Attorney General Merrick Garland has drawn criticism for his “follow the facts and the law” approach to the January 6 investigation.
REUTERS/Evelyn Hockstein/File Photo
- MSNBC’s Rachel Maddow caused an uproar online with a report on a DOJ memo for election-year inquiries.
- The memo from AG Merrick Garland doesn’t mean DOJ won’t investigate or even charge Trump.
- With or without the memo, Garland would want to review any action against the former president.
Late Monday night, MSNBC host Rachel Maddow presented an exclusive report : Attorney General Merrick Garland signed a memo in May reiterating Justice Department policy that requires high-level approval of politically sensitive investigations.
It instantly set off a firestorm on social media, dropping as Trump weighs an early announcement of a third White House run. For many, Maddow’s report validated concerns that Garland’s Justice Department was stalling — and that Trump and his allies could avoid criminal accountability for their efforts to overturn the 2020 election.
For legal experts, though, there was just one problem: Garland’s memo meant nothing of the sort.
“I know folks are up in arms over the @maddow scoop but chill,” wrote Bradley Moss, a national security lawyer in Washington, DC.
As he and other legal experts pointed out, Garland’s memo was akin to similar guidance past attorneys general have issued in election years. And so Garland’s memo — titled “Election Year Sensitivities” — served not as a new limitation on the Justice Department but as a reminder of its longstanding policy for avoiding steps that could be perceived as partisan and designed to influence an election result.

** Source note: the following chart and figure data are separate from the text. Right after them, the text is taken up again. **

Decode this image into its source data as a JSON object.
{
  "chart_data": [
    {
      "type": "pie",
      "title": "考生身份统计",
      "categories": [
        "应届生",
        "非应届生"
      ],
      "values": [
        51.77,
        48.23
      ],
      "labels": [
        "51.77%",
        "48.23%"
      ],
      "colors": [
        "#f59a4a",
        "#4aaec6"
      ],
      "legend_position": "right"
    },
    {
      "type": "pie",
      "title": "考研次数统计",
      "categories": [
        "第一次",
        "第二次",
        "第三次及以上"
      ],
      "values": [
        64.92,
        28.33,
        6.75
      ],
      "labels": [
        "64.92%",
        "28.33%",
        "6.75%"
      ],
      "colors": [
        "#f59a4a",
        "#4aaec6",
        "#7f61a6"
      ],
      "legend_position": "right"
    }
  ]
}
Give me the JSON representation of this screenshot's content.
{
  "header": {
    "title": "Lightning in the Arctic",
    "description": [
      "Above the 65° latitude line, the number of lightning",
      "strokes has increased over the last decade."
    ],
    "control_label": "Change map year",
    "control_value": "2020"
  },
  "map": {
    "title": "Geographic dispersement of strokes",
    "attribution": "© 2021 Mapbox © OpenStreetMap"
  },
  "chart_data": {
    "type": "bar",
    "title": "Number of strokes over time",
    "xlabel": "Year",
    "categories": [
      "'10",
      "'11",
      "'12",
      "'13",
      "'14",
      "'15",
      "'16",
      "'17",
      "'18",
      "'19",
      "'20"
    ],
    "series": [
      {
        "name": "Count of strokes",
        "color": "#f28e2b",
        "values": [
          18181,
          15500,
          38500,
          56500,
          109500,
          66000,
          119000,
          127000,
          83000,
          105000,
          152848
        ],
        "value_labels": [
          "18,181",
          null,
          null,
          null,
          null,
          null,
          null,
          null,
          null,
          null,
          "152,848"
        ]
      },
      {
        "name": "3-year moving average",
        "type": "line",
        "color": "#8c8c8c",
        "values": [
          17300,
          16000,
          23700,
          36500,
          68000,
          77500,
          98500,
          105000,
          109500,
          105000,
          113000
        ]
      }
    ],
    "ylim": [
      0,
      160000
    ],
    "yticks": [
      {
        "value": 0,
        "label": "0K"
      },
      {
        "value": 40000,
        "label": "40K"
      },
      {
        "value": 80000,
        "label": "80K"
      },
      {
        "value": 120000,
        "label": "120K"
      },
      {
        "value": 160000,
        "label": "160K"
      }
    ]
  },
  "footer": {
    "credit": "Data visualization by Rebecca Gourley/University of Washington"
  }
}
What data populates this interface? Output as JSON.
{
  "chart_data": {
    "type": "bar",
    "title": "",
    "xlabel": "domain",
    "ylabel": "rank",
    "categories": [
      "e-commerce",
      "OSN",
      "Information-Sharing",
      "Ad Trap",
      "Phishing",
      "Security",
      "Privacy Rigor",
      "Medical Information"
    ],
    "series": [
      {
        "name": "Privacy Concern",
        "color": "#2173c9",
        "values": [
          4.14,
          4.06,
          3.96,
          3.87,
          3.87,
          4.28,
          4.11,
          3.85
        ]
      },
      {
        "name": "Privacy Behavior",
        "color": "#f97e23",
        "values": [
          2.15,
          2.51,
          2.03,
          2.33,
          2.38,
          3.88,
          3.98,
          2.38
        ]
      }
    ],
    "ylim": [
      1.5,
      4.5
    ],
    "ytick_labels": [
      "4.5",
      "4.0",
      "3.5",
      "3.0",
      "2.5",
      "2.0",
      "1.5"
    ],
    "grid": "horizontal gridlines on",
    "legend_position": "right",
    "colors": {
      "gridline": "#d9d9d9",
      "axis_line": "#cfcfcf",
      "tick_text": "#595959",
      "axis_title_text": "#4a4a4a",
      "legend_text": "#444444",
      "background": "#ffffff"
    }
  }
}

“This is particularly important in an election year,” Garland wrote. “Now that the 2022 election season is upon us, and as in prior election cycles, I am issuing this memorandum to remind you of the department’s existing policies with respect to political activities.”
Garland’s memo also pointed to a new addition to the policy, ordered by then-Attorney General William Barr in February 2020, requiring that the Justice Department leader approve any investigations into presidential candidates.
Barr issued the memo in an effort to avoid a recurrence of the FBI upending an election, as it did in 2016, with inquiries into campaigns. His memo came on the heels of the Justice Department’s internal watchdog finding that the FBI failed to follow protocols in its bid to investigate former Trump campaign advisor Carter Page.
On her show Monday, Maddow said “that new rule was established by Bill Barr when he was working for Donald Trump.
“Merrick Garland,” she added, “has just formally extended that guidance and told every employee of the Justice Department that it is still in effect.”
But legal experts said Barr’s memo makes little difference for any inquiry touching Trump. And neither Barr’s memo nor Garland’s does anything to prevent an indictment of Trump.
“Given that Mr. Trump is a former president, and the fact much of the actions at issue took place while he was still in office, it’s likely Garland would have required his sign-off anyway even if the memorandum didn’t exist,” Moss told Insider Tuesday.
Trump considered announcing a run for president as early as this month, but he’s now reportedly eyeing September. Regardless, he would not appear on the ballot until 2024, and legal experts told Insider an active candidacy would not likely stave off criminal inquiries and potential charges.
Putting those realities aside, legal experts pointed to a recent case in which the Justice Department proved itself willing to bring charges against a political candidate. In early June, weeks after Garland issued his election sensitivities memo, the FBI arrested Ryan Kelley, a Republican gubernatorial candidate in Michigan, on charges stemming from his alleged participation in the Capitol siege.
The angst over Maddow’s report reflected the widespread frustration with Garland’s “follow the facts and the law” strategy as the Justice Department has confronted the January 6 attack and the broader efforts to overturn the 2020 election. Garland has stressed repeatedly that federal prosecutors investigate crimes, not people, and prioritized removing the Justice Department from the politicization of the Trump era.
But, in a series of public hearings, the House committee investigating January 6 has aired damning evidence connecting Trump to the violence of the Capitol attack and established that the former president moved forward with his efforts to overturn the 2020 election — even after close advisors told him his claims of widespread voter fraud were baseless. Amid those hearings, the pressure on Garland has only mounted, with some calling for the Justice Department to shift its “bottom-up” approach to one that starts with Trump and moves outward.
In a guest essay for the New York Times, Andrew Weissmann, a senior prosecutor in the special counsel investigation into Russian interference in the 2016 election, wrote “that is actually the wrong approach for investigating the Jan. 6 insurrection.
“That approach sees the attack on the Capitol as a single event — an isolated riot, separate from other efforts by Donald Trump and his allies to overturn the election,” Weissmann wrote.